Review

  • Captain Bulldog Hugh Drummond (Ronald Coleman) is bored. He is bored of peace in a contracting British empire made so by the decimation of everybody who was of fighting age in WWI. Hugh is one of the few survivors of that war and he longs for adventure. So he puts an ad in the paper saying he is looking for adventure, and would rather crime not be involved but won't rule it out.

    He gets tons of responses, but the letter of Phyllis (Joan Bennett) asking for help strikes his fancy and especially the mystery she puts around their meeting. She has reserved a room for them in a local inn. On the appointed day Drummond arrives at the inn, goes to the room, and soon in walks a woman dressed from head to toe in black. She uncovers her face, and Drummond is instantly smitten. She tells a rather fantastic tale of how her fabulously wealthy uncle is being held captive in an asylum in a plot to rob him of his assets and how she is being watched by the people who run the asylum. That was why she chose the remote inn in the middle of the night. Now Drummond's friend Algie and Drummond's butler have followed Drummond to the inn, and prior to Phyllis' entry Drummond has locked them in the bedroom. While all of this conversation is going they are listening in.

    Now Phyllis could have been a complete crackpot, but in the middle of their meeting in come the people running the asylum and fetch Phyllis back, validating her story. Drummond follows them, gets Phyllis out, manages to grab the uncle too, and then after some clever maneuvers in a high speed chase, makes a bone headed mistake - he takes them BOTH BACK to the inn where the villains found them in the first place. Of course they show up AGAIN. How will all of this work out? Watch and find out.

    This is not to say that the villains do not make mistakes or strange decisions. They seem to be running an asylum in a huge castle like structure in which Phyllis' uncle is the only inmate. Nice work if you can get it.
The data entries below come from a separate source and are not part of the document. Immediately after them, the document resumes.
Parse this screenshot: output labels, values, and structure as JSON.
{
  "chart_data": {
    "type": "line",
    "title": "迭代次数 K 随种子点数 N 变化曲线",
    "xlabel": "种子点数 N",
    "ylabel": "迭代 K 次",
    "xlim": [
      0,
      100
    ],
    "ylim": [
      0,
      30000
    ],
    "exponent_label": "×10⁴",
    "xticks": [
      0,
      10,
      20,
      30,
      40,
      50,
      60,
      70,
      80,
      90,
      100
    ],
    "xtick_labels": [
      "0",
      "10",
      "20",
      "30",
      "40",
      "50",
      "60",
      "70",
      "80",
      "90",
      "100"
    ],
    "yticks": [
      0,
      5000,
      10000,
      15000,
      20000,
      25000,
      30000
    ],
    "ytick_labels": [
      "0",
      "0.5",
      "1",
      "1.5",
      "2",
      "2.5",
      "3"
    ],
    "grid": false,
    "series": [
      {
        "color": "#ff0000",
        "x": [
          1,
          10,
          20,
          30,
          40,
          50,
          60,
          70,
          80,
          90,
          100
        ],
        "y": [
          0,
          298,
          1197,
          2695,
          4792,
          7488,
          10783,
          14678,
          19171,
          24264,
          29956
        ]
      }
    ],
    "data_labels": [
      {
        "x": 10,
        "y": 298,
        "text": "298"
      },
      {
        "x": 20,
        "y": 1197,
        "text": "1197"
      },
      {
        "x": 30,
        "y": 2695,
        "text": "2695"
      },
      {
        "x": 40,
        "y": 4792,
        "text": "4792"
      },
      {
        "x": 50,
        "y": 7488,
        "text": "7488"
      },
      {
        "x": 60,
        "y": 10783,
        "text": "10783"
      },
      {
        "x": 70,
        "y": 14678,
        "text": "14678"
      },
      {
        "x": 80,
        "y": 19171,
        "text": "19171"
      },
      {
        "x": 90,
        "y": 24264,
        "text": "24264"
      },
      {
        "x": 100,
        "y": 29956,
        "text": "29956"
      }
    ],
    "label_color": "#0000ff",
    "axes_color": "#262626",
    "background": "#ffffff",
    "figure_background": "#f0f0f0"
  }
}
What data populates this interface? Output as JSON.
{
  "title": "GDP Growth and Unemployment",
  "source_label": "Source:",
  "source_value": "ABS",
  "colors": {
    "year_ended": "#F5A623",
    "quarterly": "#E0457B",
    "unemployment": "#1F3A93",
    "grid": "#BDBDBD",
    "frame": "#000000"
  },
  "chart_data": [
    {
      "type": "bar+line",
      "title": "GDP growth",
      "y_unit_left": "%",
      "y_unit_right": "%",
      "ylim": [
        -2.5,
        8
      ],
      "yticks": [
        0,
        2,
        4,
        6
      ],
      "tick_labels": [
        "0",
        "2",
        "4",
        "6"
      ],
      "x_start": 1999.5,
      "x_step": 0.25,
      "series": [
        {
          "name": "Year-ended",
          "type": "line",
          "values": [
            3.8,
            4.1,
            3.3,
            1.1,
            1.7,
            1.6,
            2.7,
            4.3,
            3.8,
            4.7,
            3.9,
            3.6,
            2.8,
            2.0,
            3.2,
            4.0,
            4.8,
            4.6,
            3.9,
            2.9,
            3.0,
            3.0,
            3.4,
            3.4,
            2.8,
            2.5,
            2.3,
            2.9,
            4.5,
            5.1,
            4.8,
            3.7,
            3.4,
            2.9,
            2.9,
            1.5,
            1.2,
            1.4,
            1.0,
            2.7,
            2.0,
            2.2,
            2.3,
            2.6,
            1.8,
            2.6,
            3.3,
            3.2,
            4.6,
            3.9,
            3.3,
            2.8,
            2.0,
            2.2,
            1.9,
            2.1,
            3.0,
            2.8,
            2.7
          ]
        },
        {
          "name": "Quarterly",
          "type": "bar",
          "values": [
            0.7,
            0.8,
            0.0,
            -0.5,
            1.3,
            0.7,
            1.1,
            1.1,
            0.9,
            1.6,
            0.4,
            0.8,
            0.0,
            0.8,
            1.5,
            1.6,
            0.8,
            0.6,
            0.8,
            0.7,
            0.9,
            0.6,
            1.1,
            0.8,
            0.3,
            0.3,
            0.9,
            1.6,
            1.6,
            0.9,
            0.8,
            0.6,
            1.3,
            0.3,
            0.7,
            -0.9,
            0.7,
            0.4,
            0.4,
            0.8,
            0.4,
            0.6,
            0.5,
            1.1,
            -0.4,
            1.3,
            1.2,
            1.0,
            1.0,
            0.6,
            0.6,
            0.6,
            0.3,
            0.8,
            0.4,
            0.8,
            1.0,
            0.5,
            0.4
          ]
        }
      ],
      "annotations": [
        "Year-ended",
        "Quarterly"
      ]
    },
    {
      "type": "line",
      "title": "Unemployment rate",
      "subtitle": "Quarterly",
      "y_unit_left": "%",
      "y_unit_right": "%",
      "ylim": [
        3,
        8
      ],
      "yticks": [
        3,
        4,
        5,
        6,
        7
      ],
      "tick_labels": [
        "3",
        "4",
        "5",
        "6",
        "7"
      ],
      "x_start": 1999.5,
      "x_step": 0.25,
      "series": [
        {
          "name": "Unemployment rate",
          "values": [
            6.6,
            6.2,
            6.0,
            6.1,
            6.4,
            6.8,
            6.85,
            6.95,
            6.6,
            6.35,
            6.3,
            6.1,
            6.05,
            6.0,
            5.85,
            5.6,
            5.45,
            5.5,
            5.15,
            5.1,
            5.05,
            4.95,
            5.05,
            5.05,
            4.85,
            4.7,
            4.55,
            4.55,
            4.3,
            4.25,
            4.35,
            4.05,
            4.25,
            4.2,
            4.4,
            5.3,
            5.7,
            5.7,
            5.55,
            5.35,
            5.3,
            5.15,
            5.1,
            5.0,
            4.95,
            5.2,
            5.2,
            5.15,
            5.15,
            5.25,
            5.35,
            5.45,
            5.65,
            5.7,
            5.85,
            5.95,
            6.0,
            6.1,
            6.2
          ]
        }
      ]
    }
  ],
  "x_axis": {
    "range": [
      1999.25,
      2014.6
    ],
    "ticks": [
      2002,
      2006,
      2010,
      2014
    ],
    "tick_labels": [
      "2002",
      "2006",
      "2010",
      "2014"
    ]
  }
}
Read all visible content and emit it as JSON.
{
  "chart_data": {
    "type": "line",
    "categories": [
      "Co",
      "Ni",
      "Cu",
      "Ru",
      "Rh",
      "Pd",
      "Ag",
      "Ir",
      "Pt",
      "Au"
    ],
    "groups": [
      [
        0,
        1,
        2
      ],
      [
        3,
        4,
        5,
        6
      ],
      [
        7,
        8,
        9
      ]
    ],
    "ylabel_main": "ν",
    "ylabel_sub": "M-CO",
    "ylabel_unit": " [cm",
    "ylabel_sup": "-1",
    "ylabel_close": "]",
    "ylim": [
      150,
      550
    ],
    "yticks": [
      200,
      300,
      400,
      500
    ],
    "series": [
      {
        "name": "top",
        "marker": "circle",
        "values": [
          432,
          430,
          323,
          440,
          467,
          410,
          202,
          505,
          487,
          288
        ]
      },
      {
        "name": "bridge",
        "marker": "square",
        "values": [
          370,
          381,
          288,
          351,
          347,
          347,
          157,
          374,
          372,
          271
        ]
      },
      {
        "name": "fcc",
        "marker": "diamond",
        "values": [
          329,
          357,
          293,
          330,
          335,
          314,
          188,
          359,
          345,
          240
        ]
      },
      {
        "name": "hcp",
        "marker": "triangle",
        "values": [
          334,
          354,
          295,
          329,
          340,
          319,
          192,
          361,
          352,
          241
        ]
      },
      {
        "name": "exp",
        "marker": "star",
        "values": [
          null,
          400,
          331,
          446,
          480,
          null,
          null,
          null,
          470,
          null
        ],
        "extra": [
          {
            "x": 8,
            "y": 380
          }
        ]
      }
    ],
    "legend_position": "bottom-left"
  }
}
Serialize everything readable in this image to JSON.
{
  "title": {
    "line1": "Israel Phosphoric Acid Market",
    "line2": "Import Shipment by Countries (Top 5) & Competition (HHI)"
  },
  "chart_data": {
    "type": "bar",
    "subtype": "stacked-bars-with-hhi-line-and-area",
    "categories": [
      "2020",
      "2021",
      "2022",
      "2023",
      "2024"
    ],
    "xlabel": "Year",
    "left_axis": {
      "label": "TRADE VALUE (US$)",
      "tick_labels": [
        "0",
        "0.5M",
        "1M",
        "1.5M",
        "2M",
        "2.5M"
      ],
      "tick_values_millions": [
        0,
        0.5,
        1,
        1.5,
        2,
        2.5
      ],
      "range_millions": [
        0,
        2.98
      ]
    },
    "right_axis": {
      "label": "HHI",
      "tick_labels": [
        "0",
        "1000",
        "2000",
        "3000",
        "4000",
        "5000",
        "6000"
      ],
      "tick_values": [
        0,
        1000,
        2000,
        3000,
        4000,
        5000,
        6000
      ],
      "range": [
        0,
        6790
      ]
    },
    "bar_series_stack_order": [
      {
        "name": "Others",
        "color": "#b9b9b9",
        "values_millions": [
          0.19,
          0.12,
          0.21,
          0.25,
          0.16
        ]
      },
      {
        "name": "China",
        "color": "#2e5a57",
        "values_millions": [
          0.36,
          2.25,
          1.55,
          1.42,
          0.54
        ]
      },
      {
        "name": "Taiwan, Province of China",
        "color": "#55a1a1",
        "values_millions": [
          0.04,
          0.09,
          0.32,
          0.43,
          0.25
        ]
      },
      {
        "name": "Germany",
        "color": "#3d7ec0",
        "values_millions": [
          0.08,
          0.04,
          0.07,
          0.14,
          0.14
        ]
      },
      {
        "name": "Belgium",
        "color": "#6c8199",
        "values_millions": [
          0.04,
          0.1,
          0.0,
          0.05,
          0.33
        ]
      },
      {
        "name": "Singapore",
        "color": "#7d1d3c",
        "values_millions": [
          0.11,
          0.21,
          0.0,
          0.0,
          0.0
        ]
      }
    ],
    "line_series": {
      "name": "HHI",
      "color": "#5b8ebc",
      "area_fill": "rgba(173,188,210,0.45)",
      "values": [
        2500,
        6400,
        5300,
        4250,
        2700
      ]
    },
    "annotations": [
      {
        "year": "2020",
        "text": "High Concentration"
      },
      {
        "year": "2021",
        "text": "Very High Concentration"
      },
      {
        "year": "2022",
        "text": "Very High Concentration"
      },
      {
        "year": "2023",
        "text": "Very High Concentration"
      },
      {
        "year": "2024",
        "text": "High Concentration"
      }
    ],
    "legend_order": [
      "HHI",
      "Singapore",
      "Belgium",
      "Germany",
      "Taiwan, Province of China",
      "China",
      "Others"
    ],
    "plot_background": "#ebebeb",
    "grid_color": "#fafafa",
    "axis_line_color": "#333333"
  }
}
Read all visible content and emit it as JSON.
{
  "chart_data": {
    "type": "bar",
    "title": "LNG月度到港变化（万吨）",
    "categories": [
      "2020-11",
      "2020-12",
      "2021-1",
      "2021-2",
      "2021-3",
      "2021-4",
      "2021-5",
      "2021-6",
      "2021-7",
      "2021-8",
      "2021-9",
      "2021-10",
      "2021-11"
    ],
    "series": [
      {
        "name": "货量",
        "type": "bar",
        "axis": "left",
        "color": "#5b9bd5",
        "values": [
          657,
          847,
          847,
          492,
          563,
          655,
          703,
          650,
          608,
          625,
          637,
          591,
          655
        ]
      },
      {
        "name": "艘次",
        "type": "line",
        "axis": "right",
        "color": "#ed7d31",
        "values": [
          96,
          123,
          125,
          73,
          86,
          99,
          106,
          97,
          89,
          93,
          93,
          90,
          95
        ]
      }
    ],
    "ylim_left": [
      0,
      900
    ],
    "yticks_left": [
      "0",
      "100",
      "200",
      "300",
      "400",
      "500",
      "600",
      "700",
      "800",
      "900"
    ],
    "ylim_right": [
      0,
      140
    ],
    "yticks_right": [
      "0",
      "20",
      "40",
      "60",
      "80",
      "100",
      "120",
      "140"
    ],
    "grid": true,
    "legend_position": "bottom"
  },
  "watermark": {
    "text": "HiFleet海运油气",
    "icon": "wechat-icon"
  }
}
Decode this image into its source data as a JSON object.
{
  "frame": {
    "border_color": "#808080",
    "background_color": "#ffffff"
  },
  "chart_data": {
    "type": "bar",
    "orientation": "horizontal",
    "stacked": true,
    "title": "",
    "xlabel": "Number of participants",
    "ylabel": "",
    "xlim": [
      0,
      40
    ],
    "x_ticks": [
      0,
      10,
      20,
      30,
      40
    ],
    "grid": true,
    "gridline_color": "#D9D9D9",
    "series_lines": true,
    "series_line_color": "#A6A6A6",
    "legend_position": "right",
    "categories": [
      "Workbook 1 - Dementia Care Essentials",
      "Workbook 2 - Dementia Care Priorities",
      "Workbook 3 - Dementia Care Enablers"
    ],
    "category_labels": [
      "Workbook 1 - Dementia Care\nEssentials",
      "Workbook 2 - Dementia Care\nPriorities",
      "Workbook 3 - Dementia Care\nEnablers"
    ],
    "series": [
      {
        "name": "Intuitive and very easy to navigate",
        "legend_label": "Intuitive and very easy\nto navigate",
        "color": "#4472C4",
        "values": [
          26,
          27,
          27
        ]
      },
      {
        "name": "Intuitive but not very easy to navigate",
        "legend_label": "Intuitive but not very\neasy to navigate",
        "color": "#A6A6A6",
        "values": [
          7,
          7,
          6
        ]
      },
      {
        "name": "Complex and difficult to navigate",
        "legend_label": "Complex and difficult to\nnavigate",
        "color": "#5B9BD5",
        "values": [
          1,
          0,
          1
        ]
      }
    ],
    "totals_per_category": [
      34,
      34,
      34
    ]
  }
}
    This was a very well done early talkie. The entire film takes place at night, the architecture looks like something straight out of a German expressionist film, and the dialogue and performances are not static or stilted at all. There is clever use of the camera to give the illusion of motion where there really cannot be any, and the same is true for Colman's performance - he was actually wounded badly in WWI and could not use one leg hardly at all. Yet when you think back after watching, you'll swear he was climbing and swinging about like Errol Flynn.

    Lilyan Tashman steals the show as the villainess, who for some reason is dressed up in an evening gown for all of this skulking about. Drummond may be her technical enemy, but you can tell by every word she says she is sexually attracted to him, if only she could get him under her spell.

    This film was Joan Bennett's first talking film, Ronald Colman's second talking film and first surviving one, and Lilyan Tashman's second talking role. For these three actors, the coming of sound was a boost to their careers rather than the end of them. Of course, Colman had been a star for some years, but his marvelous voice would have made it a pleasure to listen to him recite the dictionary. Watch it for the fun, romance, and adventure of it all.

    One more thing, unlike James Bond, apparently Bulldog Drummond was extremely monogamous. In the later low budget Drummond pictures of the late 30's with John Howard in the starring role Drummond is engaged to a girl named Phyllis. The joke of the series is how the planned wedding just never manages to come off because of some mystery into which Drummond becomes entangled. It's good B fun but this is the first and the best of the talking Bulldog Drummond films, largely because of the charming Ronald Colman.